TORONTO (Hollywood Reporter) - Canada’s TV regulator on Thursday said no to a proposal that would have forced Canadian cable and satellite TV operators to pay domestic over-the-air broadcasters to carry their signals.
But the Canadian Radio-television and Telecommunications Commission said that it will allow conventional broadcasters to negotiate payments for the retransmission of their signals to other provinces, also known as time-shifting.
The decisions come as part of the CRTC’s long-awaited review of the domestic TV industry.
Conventional broadcasters had earlier urged the CRTC to force consumers to begin paying for over-the-air TV signals they currently receive for free.

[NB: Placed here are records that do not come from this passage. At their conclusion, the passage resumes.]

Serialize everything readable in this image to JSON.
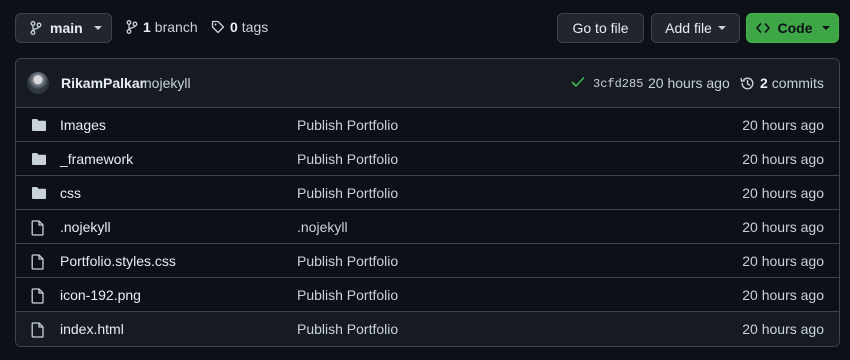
{
  "toolbar": {
    "branch_label": "main",
    "branch_count": "1",
    "branch_text": "branch",
    "tag_count": "0",
    "tag_text": "tags",
    "goto_file_label": "Go to file",
    "add_file_label": "Add file",
    "code_label": "Code"
  },
  "commit": {
    "author": "RikamPalkar",
    "message": ".nojekyll",
    "sha": "3cfd285",
    "time": "20 hours ago",
    "commits_count": "2",
    "commits_text": "commits"
  },
  "files": [
    {
      "type": "folder",
      "name": "Images",
      "message": "Publish Portfolio",
      "time": "20 hours ago"
    },
    {
      "type": "folder",
      "name": "_framework",
      "message": "Publish Portfolio",
      "time": "20 hours ago"
    },
    {
      "type": "folder",
      "name": "css",
      "message": "Publish Portfolio",
      "time": "20 hours ago"
    },
    {
      "type": "file",
      "name": ".nojekyll",
      "message": ".nojekyll",
      "time": "20 hours ago"
    },
    {
      "type": "file",
      "name": "Portfolio.styles.css",
      "message": "Publish Portfolio",
      "time": "20 hours ago"
    },
    {
      "type": "file",
      "name": "icon-192.png",
      "message": "Publish Portfolio",
      "time": "20 hours ago"
    },
    {
      "type": "file",
      "name": "index.html",
      "message": "Publish Portfolio",
      "time": "20 hours ago"
    }
  ],
  "colors": {
    "background": "#0d1117",
    "border": "#3d444d",
    "code_button": "#3fa648",
    "check": "#3fb950",
    "icon": "#c9d1d9"
  }
}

Canadians may still have to pay more to watch TV, however.
The CRTC said that cable and satellite TV operators should pay 6 percent of their revenue, up from 5 percent, to help pay for the production of local Canadian shows.
The regulator ruled that the added cost to domestic content carriers came about because they would continue to be “sheltered from competition from American undertakings.”

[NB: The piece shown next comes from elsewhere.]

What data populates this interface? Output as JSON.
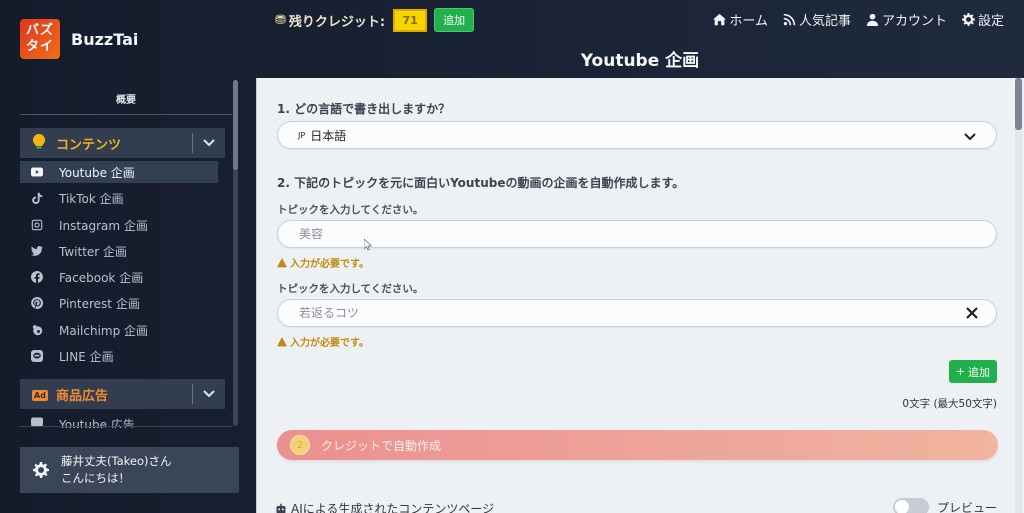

The CRTC review also could pave the way for the Canadian debut of ESPN. The regulator proposed minor adjustments to its long-standing genre protection policy, in which a U.S. cable channel that offers similar programing to a Canadian channel can be barred from entry into the market.
The CRTC said it will take competition between existing Canadian sports cable channels and foreign services into account because they “are strong, healthy, highly popular and highly competitive.”
At the same time, the regulator said that any “wholesale move away” from genre exclusivity threatened to limit diversity of Canadian TV services offered to domestic viewers.
The CRTC also gave permission for conventional broadcasters to seek compensation for time shifting. The broadcasters complain they lose revenue when viewers watch network feeds from other time zones.